Люди кишат мыслями и свивают над городом плотные сети своих намерений и устремлений. Но бескорыстная молитва сильнее этих пут. И вот уже мы слышим неведомый отзвук, знаем: молитва ушла туда, где туч больше нет.
− Неужели и правда есть разница? Почему?
− Здесь, на бескрайних землях, небеса чисты, потому что под ними не роятся люди. И если поднять глаза к небу и обратиться с молитвой городской силы, то с изумлением увидишь, как, вновь отняв твое сердце, едва покинув тебя, молитва растворяется невысоко. Образуется она не лучом, что стремится пробить броню этой вознесенной суеты, а стелется над землей, едва приподнявшись над ней.
− Ты специально так говоришь, чтобы мы сегодня больше не ушли?
− Я просто думаю вслух. Какой силы должна быть молитва, чтобы не утратить своего образа, чтобы не стать маленьким облаком, не раствориться легким дыханием среди бескрайности просторов незамутненного неба над этой неизведанной, невзнузданной, не познавшей мужа землей…
− Красиво получается у тебя. Ты молишься так же?

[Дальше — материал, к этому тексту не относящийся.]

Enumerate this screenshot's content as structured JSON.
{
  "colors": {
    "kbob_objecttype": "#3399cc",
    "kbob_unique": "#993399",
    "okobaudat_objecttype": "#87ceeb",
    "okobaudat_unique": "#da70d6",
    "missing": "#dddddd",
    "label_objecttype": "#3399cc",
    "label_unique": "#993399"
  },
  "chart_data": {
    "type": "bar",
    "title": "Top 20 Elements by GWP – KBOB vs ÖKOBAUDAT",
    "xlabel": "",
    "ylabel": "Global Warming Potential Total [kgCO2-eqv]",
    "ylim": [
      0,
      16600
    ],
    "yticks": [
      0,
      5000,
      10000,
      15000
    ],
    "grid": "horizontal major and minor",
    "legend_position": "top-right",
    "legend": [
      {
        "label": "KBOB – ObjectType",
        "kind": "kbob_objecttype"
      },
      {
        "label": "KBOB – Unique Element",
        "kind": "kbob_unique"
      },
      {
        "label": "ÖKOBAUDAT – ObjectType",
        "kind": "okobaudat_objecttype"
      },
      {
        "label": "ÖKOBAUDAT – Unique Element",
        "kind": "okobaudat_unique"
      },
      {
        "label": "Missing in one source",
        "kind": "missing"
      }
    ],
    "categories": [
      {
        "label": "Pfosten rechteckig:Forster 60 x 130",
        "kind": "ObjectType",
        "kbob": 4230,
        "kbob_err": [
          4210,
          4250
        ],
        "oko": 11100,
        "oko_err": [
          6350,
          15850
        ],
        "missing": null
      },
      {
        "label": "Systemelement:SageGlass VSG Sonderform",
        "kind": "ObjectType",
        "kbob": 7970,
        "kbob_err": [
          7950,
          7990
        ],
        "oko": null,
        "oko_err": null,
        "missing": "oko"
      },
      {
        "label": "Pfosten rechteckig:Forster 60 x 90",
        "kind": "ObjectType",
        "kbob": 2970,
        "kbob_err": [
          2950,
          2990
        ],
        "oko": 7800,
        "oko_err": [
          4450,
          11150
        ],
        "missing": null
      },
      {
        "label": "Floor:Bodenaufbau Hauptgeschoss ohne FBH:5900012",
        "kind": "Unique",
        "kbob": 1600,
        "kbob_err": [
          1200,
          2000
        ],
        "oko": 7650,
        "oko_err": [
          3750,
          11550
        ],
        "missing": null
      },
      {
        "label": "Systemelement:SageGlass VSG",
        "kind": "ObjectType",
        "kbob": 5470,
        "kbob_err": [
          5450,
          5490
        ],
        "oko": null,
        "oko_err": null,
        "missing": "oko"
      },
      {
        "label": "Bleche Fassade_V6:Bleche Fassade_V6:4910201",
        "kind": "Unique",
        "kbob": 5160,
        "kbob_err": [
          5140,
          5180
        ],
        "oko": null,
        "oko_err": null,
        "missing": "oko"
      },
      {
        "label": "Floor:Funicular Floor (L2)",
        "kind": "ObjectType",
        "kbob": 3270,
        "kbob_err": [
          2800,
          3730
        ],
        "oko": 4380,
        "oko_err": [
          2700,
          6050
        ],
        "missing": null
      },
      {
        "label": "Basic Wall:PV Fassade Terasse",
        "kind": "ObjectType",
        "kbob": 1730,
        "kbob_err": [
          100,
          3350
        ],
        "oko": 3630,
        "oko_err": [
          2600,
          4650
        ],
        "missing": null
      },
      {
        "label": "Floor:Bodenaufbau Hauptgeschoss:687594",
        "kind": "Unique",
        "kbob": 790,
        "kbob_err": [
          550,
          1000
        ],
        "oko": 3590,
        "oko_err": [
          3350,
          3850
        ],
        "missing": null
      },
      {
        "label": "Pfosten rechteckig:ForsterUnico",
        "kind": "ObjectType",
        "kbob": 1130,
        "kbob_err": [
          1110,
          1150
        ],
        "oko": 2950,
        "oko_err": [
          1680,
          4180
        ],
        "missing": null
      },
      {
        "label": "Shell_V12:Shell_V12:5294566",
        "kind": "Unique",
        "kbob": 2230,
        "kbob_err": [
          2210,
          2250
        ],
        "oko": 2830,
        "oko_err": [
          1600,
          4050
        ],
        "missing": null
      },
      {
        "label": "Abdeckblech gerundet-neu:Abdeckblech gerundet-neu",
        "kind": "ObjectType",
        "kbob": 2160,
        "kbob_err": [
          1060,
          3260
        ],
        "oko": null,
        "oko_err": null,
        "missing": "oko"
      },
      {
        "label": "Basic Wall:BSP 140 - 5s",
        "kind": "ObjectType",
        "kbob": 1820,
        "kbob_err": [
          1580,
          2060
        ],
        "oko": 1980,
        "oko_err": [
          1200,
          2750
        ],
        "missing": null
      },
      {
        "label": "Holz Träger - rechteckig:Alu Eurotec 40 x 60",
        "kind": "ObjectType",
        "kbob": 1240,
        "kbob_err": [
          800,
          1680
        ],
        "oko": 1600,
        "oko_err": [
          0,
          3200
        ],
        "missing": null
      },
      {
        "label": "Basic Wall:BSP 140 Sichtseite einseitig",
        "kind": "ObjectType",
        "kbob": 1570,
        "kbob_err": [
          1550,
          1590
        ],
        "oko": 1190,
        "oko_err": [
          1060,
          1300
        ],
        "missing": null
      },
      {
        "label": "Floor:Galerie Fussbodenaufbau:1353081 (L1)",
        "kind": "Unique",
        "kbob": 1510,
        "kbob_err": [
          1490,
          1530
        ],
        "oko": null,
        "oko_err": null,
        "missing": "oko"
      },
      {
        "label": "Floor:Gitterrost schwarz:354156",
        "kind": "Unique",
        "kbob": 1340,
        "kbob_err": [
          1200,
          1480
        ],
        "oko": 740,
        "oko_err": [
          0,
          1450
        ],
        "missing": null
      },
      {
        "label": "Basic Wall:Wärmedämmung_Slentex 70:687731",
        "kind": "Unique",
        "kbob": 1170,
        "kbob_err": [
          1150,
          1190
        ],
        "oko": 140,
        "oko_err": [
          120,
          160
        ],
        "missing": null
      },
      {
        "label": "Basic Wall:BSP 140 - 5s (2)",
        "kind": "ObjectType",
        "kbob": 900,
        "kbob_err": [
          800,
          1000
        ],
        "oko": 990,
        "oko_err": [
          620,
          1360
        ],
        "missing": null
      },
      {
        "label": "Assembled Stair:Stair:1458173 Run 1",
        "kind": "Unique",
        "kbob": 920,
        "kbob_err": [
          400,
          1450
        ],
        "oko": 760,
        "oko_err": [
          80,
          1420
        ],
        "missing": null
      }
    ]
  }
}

− Я видела во сне Святого этих мест, с ровной спиной он поднимался над полями и реками, над лесами округи, как если бы они были игрушки младенца. И таяла, вилась легким дымком у его ног иступленная молитва горожанина, того, что дерзнул искать заступничества у неба о рассеянных жителях русской земли…
− А я смогу поднять молитву? – один из них.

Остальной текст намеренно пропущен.